Legursky also played for the Buffalo Bills and San Diego Chargers.

==Early life==
He played at Woodrow Wilson High School in Beckley, West Virginia. The 2003 Hunt Award Winner as the best lineman in the state of West Virginia, was awarded to Legursky. On September 4, 2009, Legursky was inducted to the Woodrow Wilson Football Hall Of Fame.

==College career==
He set two Marshall weight room records for the squat (705 lbs.) and the hang clean (430 lbs.) as a three-year starter at Marshall.

==Professional career==

===Pittsburgh Steelers (first stint)===
Legursky signed with the Pittsburgh Steelers as an undrafted free agent on April 28, 2008. He was released on June 28 but re-signed the following day. Legursky was released by the team during final cuts on August 30, but re-signed to the team's practice squad on October 1 after guard Kendall Simmons was placed on injured reserve.
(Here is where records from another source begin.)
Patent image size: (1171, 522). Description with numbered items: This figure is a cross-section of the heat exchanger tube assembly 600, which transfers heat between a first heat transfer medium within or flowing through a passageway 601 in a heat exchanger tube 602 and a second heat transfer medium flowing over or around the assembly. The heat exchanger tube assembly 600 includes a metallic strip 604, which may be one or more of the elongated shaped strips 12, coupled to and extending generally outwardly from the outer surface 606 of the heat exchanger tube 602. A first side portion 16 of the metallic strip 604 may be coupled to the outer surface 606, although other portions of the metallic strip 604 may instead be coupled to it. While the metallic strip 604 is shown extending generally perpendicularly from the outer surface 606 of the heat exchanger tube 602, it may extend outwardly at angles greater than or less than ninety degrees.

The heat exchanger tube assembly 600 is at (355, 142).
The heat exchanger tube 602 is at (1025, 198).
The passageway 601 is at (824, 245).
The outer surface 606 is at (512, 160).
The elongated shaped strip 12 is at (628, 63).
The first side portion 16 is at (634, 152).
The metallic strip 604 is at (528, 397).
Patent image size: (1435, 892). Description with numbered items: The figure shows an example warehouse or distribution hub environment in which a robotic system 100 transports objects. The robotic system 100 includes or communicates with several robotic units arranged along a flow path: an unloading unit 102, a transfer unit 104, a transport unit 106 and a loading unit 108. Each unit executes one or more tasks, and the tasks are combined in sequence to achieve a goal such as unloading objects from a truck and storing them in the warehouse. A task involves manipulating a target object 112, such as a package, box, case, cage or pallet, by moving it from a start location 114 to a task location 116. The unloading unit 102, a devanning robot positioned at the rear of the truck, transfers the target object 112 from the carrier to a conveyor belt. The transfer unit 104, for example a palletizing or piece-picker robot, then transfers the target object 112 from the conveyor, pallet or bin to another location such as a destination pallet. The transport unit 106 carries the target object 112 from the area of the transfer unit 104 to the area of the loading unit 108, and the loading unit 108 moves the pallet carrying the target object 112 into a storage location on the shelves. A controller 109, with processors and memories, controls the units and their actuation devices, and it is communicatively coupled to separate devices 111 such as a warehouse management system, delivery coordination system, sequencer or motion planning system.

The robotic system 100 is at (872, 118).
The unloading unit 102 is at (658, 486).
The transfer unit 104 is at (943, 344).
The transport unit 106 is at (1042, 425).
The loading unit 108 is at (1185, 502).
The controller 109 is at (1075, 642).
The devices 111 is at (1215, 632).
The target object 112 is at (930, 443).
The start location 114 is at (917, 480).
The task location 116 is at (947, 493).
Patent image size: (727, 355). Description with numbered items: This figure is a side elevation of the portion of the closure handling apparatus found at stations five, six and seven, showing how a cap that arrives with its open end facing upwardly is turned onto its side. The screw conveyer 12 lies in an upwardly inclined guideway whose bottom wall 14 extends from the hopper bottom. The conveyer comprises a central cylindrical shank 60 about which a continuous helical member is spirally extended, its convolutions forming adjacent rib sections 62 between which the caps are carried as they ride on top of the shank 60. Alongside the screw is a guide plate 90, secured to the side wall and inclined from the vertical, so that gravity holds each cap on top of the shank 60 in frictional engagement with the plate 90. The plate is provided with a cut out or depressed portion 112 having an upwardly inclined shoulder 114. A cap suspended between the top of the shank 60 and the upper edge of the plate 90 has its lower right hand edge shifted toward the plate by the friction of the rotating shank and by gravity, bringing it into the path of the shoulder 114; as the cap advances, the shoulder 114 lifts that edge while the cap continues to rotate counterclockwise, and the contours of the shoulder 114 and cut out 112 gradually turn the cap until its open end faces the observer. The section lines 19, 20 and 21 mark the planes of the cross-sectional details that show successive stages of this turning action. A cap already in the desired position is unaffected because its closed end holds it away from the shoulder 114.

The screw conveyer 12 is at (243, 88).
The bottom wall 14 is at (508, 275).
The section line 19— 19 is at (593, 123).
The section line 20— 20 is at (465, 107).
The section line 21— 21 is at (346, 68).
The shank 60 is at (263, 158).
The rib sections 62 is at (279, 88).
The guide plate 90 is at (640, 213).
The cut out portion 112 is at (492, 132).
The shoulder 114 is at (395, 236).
Legursky replaced Pouncey during the Steelers's 24-19 AFC Championship Game win on January 23, 2011. Legursky started his very first game at center in Super Bowl XLV due to Pro Bowl rookie Maurkice Pouncey's ankle injury. Although Legursky fumbled a snap to quarterback Ben Roethlisberger on the goal line resulting in a Jets safety, he helped RB Rashard Mendenhall run for a playoff career-high 121 yards and one touchdown. The Steelers lost to the Green Bay Packers 31–25 in Super Bowl XLV. After not being re-signed by the Steelers after the 2010–2011 season, Legursky became an unrestricted free agent.

===Buffalo Bills===
On June 5, 2013, Legursky signed with the Buffalo Bills.

===San Diego Chargers===
On September 11, 2014, Legursky signed with the San Diego Chargers. He replaced Nick Hardwick, who had been injured and out for the rest of the season.

===Pittsburgh Steelers (second stint)===
On August 25, 2015, it was announced that the Steelers had re-signed Legursky. He was released on September 5, 2015 but re-signed the next day after Maurkice Pouncey was placed on injured reserve.